Reality Check
ULI Arizona and 300 Arizonans Conduct a Reality Check on Growth at May 16th Event
Convening diverse stakeholders to work together regarding difficult land use issues is an Urban Land Institute mission objective. On May 16, 2008, this mission objective was accomplished when AZ One, a Reality Check for Central Arizona, was held at the Phoenix Convention Center. Initiated over two years ago by ULI Arizona, the event was a collaboration of the State of Arizona, the Governor’s Growth Cabinet and 18 additional public, private, and civic alliances, including Arizona State University, Central Arizona Association of Governments (CAAG), East Valley Partnership, Maricopa Association of Governments (MAG), The Nature Conservancy, Valley Forward Association, WESTMARC, and others. The purpose of the exercise was to analyze and develop alternative growth scenarios for the rapidly growing Central Arizona region. Ideas, trends, dialogue, advocacy, consensus, diversity, urgency, and the need for regional planning and cooperation were identified as significant factors in preparing for growth.
300 diverse stakeholders who were selected through a nomination process participated in the morning’s visioning exercise. Over 1,100 Arizonans were nominated to participate. Thirty teams of ten each placed Legos® on regional maps to indicate where they thought the next 6 million residents in Arizona will live and work.

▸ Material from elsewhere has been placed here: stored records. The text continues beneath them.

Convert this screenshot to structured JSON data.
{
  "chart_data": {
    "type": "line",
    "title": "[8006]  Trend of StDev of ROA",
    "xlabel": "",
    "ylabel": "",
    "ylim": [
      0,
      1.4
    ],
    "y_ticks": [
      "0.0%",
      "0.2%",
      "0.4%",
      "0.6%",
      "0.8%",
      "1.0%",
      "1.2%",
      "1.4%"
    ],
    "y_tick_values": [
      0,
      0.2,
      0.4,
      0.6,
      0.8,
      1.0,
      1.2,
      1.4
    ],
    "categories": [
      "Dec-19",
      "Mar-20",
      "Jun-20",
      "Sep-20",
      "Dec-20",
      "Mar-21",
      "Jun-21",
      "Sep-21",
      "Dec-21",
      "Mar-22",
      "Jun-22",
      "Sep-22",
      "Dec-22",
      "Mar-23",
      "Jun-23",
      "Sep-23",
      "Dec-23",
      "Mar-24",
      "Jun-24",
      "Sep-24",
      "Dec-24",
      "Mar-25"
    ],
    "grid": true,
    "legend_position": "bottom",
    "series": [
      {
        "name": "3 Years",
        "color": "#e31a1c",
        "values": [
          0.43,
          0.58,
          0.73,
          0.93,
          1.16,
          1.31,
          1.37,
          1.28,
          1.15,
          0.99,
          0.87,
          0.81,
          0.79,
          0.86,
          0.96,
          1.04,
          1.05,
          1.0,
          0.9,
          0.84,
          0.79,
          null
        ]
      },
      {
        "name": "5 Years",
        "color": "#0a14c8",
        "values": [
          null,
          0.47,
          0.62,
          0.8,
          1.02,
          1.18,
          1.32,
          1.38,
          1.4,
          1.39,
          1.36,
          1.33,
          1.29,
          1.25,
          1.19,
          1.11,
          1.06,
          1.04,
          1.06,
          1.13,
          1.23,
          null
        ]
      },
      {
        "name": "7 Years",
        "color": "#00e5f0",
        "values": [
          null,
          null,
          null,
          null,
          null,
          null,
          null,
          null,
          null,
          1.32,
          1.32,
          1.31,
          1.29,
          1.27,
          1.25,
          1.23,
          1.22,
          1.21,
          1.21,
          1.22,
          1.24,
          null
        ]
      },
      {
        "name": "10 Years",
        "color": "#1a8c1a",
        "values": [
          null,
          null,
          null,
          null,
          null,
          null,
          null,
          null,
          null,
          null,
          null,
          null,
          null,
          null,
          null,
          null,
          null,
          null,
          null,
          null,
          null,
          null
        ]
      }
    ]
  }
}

Stakeholders included representatives of state and municipal governments, business and the development community and community-based organizations and non-profits.

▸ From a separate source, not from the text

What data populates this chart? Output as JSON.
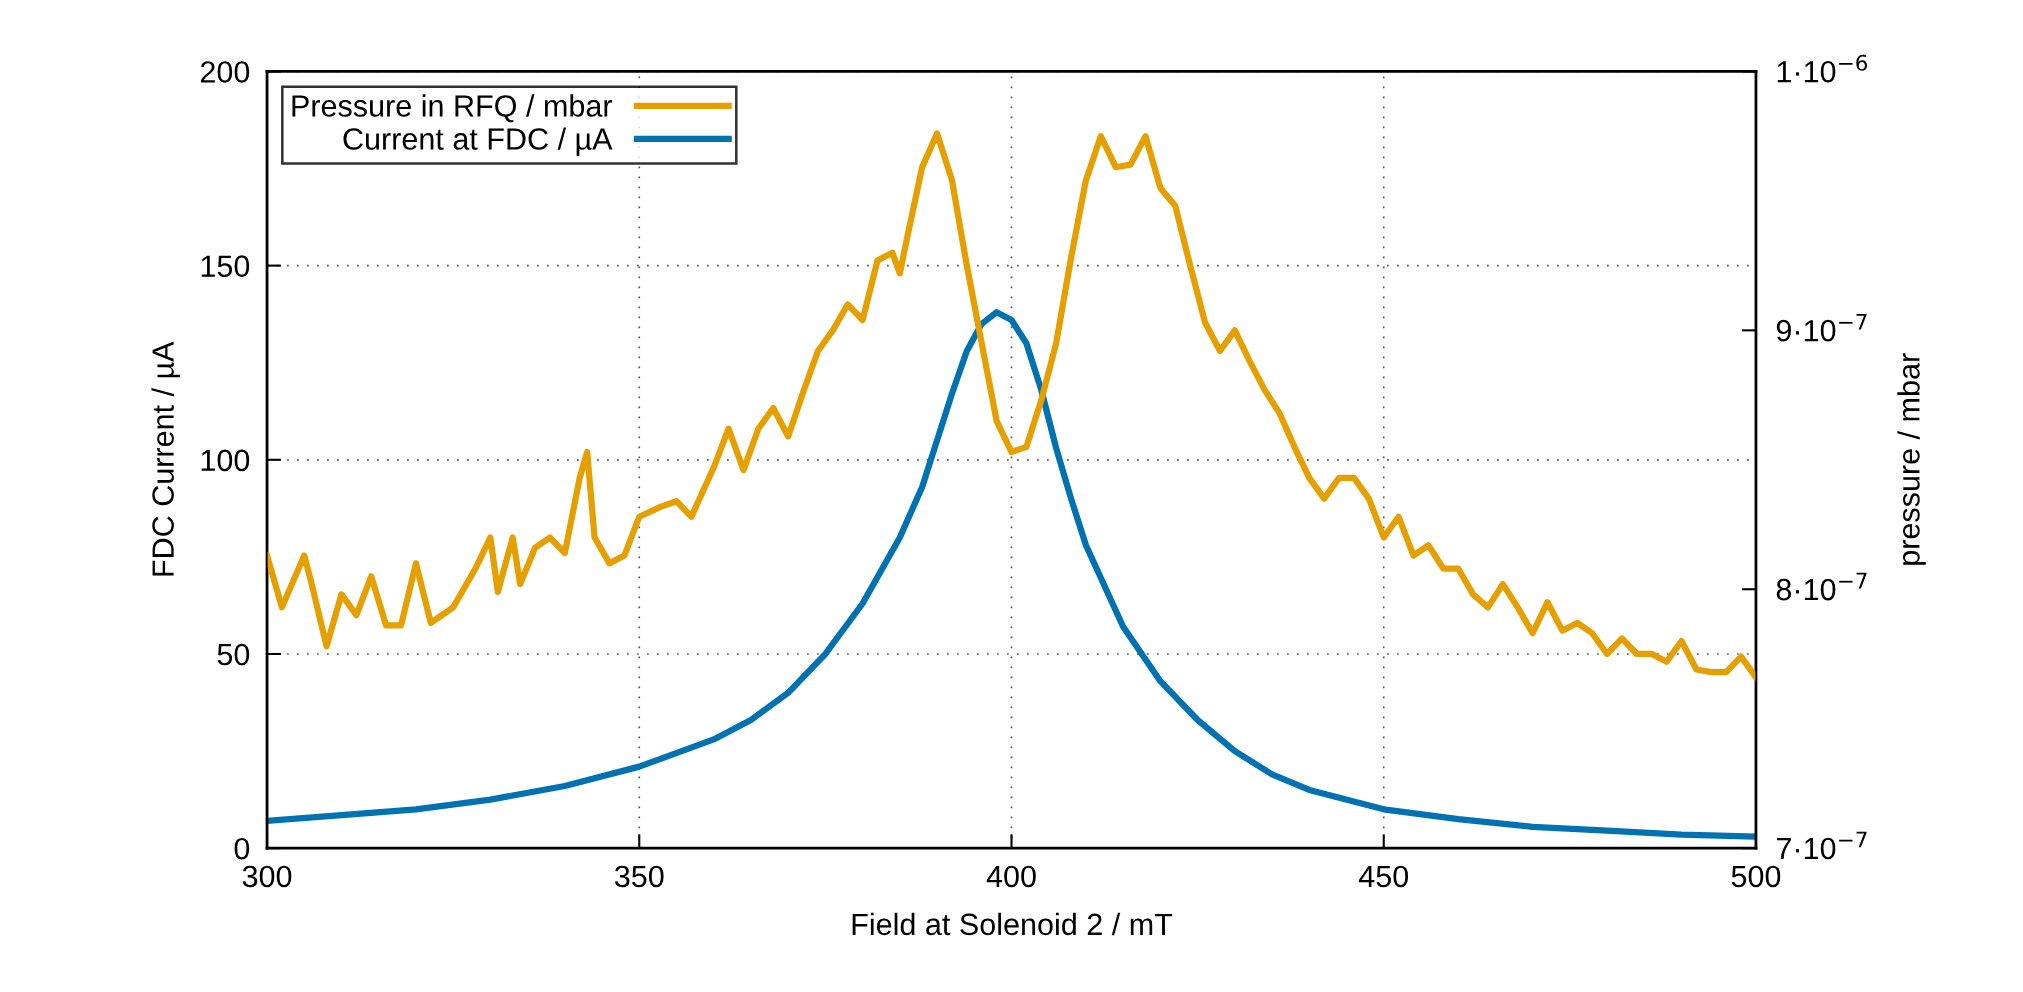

Robert Grow, founding chair emeritus of Envision Utah, who has participated in a similar exercises in over 50 regions of the country, provided opening remarks.
The afternoon program featured a keynote address by ASU President Michael Crow and a panel of sustainability experts: David Stangis of Intel on the role of business and sustainability; Delia Carlyle of the Ak Chin Indian Community on tribal communities; Grady Gammage, Jr. of Gammage & Burnham and the Morrison Institute on water and development; Martin Shultz of Pinnacle West and the National Surface Transportation Infrastructure Financing Commission on transportation issues; and Betsey Bayless of Maricopa Integrated Health System on community, education, and health.

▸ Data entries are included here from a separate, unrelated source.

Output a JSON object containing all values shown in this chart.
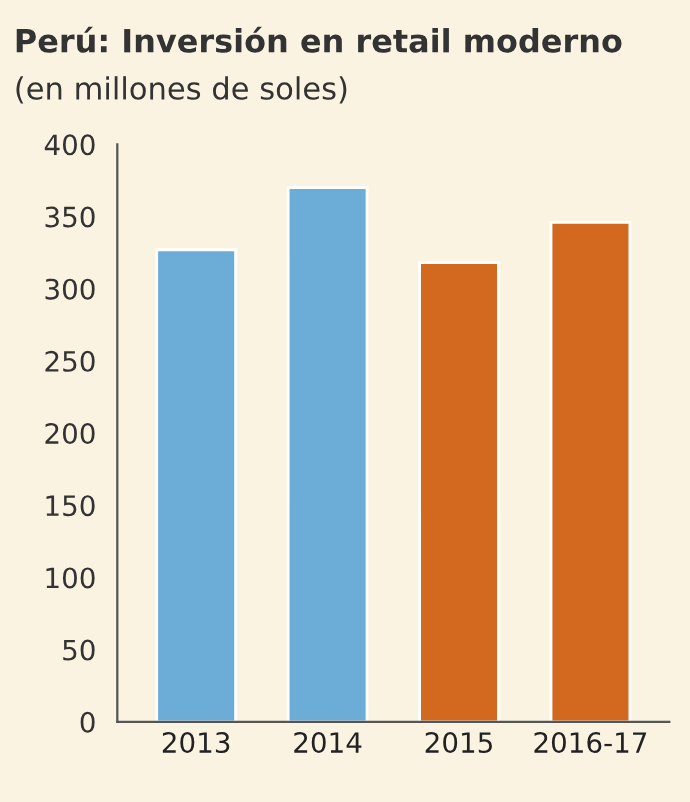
{
  "chart_data": {
    "type": "bar",
    "title": "Perú: Inversión en retail moderno",
    "subtitle": "(en millones de soles)",
    "categories": [
      "2013",
      "2014",
      "2015",
      "2016-17"
    ],
    "values": [
      327,
      370,
      318,
      346
    ],
    "colors": [
      "#6badd6",
      "#6badd6",
      "#d2691e",
      "#d2691e"
    ],
    "ylim": [
      0,
      400
    ],
    "yticks": [
      0,
      50,
      100,
      150,
      200,
      250,
      300,
      350,
      400
    ],
    "grid": false,
    "legend": false
  }
}
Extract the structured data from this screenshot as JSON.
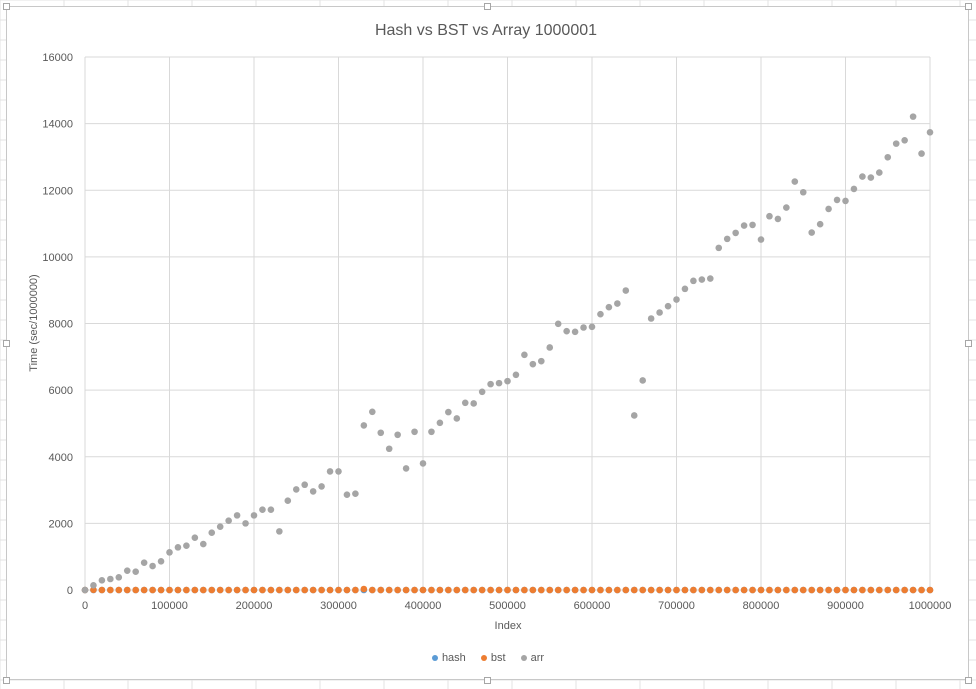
{
  "chart_data": {
    "type": "scatter",
    "title": "Hash vs BST vs Array 1000001",
    "xlabel": "Index",
    "ylabel": "Time (sec/1000000)",
    "xlim": [
      0,
      1000000
    ],
    "ylim": [
      0,
      16000
    ],
    "xticks": [
      0,
      100000,
      200000,
      300000,
      400000,
      500000,
      600000,
      700000,
      800000,
      900000,
      1000000
    ],
    "yticks": [
      0,
      2000,
      4000,
      6000,
      8000,
      10000,
      12000,
      14000,
      16000
    ],
    "grid": true,
    "legend": "bottom",
    "x": [
      0,
      10000,
      20000,
      30000,
      40000,
      50000,
      60000,
      70000,
      80000,
      90000,
      100000,
      110000,
      120000,
      130000,
      140000,
      150000,
      160000,
      170000,
      180000,
      190000,
      200000,
      210000,
      220000,
      230000,
      240000,
      250000,
      260000,
      270000,
      280000,
      290000,
      300000,
      310000,
      320000,
      330000,
      340000,
      350000,
      360000,
      370000,
      380000,
      390000,
      400000,
      410000,
      420000,
      430000,
      440000,
      450000,
      460000,
      470000,
      480000,
      490000,
      500000,
      510000,
      520000,
      530000,
      540000,
      550000,
      560000,
      570000,
      580000,
      590000,
      600000,
      610000,
      620000,
      630000,
      640000,
      650000,
      660000,
      670000,
      680000,
      690000,
      700000,
      710000,
      720000,
      730000,
      740000,
      750000,
      760000,
      770000,
      780000,
      790000,
      800000,
      810000,
      820000,
      830000,
      840000,
      850000,
      860000,
      870000,
      880000,
      890000,
      900000,
      910000,
      920000,
      930000,
      940000,
      950000,
      960000,
      970000,
      980000,
      990000,
      1000000
    ],
    "series": [
      {
        "name": "hash",
        "color": "#5b9bd5",
        "values": [
          0,
          0,
          0,
          0,
          0,
          0,
          0,
          0,
          0,
          0,
          0,
          0,
          0,
          0,
          0,
          0,
          0,
          0,
          0,
          0,
          0,
          0,
          0,
          0,
          0,
          0,
          0,
          0,
          0,
          0,
          0,
          0,
          0,
          0,
          0,
          0,
          0,
          0,
          0,
          0,
          0,
          0,
          0,
          0,
          0,
          0,
          0,
          0,
          0,
          0,
          0,
          0,
          0,
          0,
          0,
          0,
          0,
          0,
          0,
          0,
          0,
          0,
          0,
          0,
          0,
          0,
          0,
          0,
          0,
          0,
          0,
          0,
          0,
          0,
          0,
          0,
          0,
          0,
          0,
          0,
          0,
          0,
          0,
          0,
          0,
          0,
          0,
          0,
          0,
          0,
          0,
          0,
          0,
          0,
          0,
          0,
          0,
          0,
          0,
          0,
          0
        ]
      },
      {
        "name": "bst",
        "color": "#ed7d31",
        "values": [
          0,
          5,
          0,
          0,
          0,
          0,
          0,
          0,
          0,
          0,
          0,
          0,
          0,
          0,
          0,
          0,
          0,
          0,
          0,
          0,
          0,
          0,
          0,
          0,
          0,
          0,
          0,
          0,
          0,
          0,
          0,
          0,
          0,
          30,
          0,
          0,
          0,
          0,
          0,
          0,
          0,
          0,
          0,
          0,
          0,
          0,
          0,
          0,
          0,
          0,
          0,
          0,
          0,
          0,
          0,
          0,
          0,
          0,
          0,
          0,
          0,
          0,
          0,
          0,
          0,
          0,
          0,
          0,
          0,
          0,
          0,
          0,
          0,
          0,
          0,
          0,
          0,
          0,
          0,
          0,
          0,
          0,
          0,
          0,
          0,
          0,
          0,
          0,
          0,
          0,
          0,
          0,
          0,
          0,
          0,
          0,
          0,
          0,
          0,
          0,
          0
        ]
      },
      {
        "name": "arr",
        "color": "#a5a5a5",
        "values": [
          0,
          140,
          290,
          330,
          380,
          580,
          550,
          820,
          720,
          860,
          1130,
          1280,
          1330,
          1570,
          1380,
          1720,
          1900,
          2080,
          2240,
          2000,
          2240,
          2410,
          2410,
          1760,
          2680,
          3020,
          3160,
          2960,
          3110,
          3560,
          3560,
          2860,
          2890,
          4940,
          5350,
          4720,
          4240,
          4660,
          3650,
          4750,
          3800,
          4750,
          5020,
          5340,
          5150,
          5620,
          5600,
          5950,
          6180,
          6210,
          6270,
          6460,
          7060,
          6780,
          6870,
          7280,
          7990,
          7770,
          7750,
          7880,
          7900,
          8280,
          8490,
          8600,
          8990,
          5240,
          6290,
          8150,
          8330,
          8520,
          8720,
          9040,
          9280,
          9320,
          9350,
          10270,
          10540,
          10720,
          10940,
          10960,
          10520,
          11220,
          11140,
          11480,
          12260,
          11940,
          10730,
          10980,
          11440,
          11710,
          11680,
          12040,
          12410,
          12380,
          12530,
          12990,
          13400,
          13500,
          14210,
          13100,
          13740
        ]
      }
    ]
  }
}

Reality Check is intended to be a commencement exercise leading toward consensus building about regional land use. There was a clear mandate from participants that action within the next six months to a year is important. A post-event implementation committee to be co-chaired by Don Keuth and Andy Laurenzi has been created. Moving AZ One will implement the shared vision over the next 18 months. Three post-implementation sub-committees are being formed:
A more comprehensive report of the Reality Check findings will be included in the September issue of Arizona Report, and will be a feature of the ULI Arizona Fall Real Estate Conference on September 9th at the Arizona Biltmore.